Consumers can learn in detail about products through VR. It can present high definition, three-dimensional images and interactivity with a product, increasing its telepresence.[94] Its marketing benefits are observed by Suh and Lee through their laboratory experiments: with a VR interface, participants' product knowledge and product attitude had noticeably increased. VR marketing can engage consumers' emotions.[95] Both studies indicate an increased desire to purchase products marketed through VR; however, these benefits showed minimal return on investment (ROI) compared to the costs of VR.[92] Suh and Lee also found that a product's type impacts VR marketing's effect on consumers.[94] Products that are primarily sensed through hearing and vision are more likely to be advertised effectively through VR. Products experienced primarily through other senses cannot have their attributes adequately reflected in VR.
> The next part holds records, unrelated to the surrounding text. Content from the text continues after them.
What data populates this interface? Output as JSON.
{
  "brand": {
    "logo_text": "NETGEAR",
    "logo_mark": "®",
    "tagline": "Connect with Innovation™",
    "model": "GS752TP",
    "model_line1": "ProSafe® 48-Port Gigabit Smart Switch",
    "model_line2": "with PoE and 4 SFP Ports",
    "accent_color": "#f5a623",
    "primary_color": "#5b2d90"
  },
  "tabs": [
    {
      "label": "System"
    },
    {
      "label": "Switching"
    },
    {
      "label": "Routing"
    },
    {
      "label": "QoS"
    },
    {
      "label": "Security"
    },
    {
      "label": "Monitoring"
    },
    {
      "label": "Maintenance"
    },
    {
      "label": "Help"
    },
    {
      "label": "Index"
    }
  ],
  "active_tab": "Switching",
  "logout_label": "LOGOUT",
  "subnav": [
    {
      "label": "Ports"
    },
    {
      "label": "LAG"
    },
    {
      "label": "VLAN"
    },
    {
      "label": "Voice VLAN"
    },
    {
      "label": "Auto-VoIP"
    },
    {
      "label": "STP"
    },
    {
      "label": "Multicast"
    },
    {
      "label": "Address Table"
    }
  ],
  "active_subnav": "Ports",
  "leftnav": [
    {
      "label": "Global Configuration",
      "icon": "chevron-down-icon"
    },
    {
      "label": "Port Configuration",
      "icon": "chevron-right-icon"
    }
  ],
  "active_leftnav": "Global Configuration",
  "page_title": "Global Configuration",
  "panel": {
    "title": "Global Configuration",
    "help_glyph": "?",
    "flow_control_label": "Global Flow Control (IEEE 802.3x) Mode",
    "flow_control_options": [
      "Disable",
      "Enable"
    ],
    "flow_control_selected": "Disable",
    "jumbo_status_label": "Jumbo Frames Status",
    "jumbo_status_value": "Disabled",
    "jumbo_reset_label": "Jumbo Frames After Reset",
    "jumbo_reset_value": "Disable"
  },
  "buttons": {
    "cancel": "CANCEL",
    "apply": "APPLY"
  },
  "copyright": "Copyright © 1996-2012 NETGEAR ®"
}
The design of a VR advertisement is an important consideration as it can affect brand equity. Without a feature for consumers to prevent VR advertisements, they may consider them invasive and react negatively.[93] In this method, it is considered interruption marketing.[91] Consumers want information to be presented in a format where they can observe its relevance before investing their time.[96] Organizations are able to make interaction with their VR campaign optional. For example, UNICEF requires the user to download a mobile app before experiencing their VR campaign.[97]

Transference of Consciousness

It has been proposed that virtual reality could be used to completely transfer human consciousness, thus creating a digital duplicate of ourselves. This concept is known as Virternity. [98] Virtnerity would comprise aspects of VR and mixed reality, with the goal of becoming the user's sole source of education, memory and work, using cryptocurrency as a transactional means and blockchain to safeguard identity and data. [99] [100]

Engaging target audience

VR has allowed organizations to engage their target audience through a variety of methods. Non-profit organizations have used VR to bring potential supporters closer to distant social, political and environmental issues in immersive ways not possible with traditional media. Panoramic views of the conflict in Syria[97] and face-to-face encounters with CGI tigers in Nepal[101] have been used in experiential activation and shared online for educational and fundraising purposes.

Retailers developed systems which allow their products to be seen in VR to provide consumers with a clearer idea of how the product will look and fit in their home without entering a physical store.[102] Consumers looking at digital photos of the products can "turn" each product around virtually to view it from the side or back.

Companies have developed software or services to allow architectural design firms and real estate clients to tour virtual models of proposed buildings. During the design process, architects can use VR to experience their developing designs so as to provide the correct sense of scale and proportion.[103]

VR models can replace physical miniatures to demonstrate a design to clients or the public. In addition, developers and owners can create VR models of built spaces, allowing potential buyers or tenants to tour them in VR. This is particularly beneficial when real-life circumstances make a physical tour unfeasible.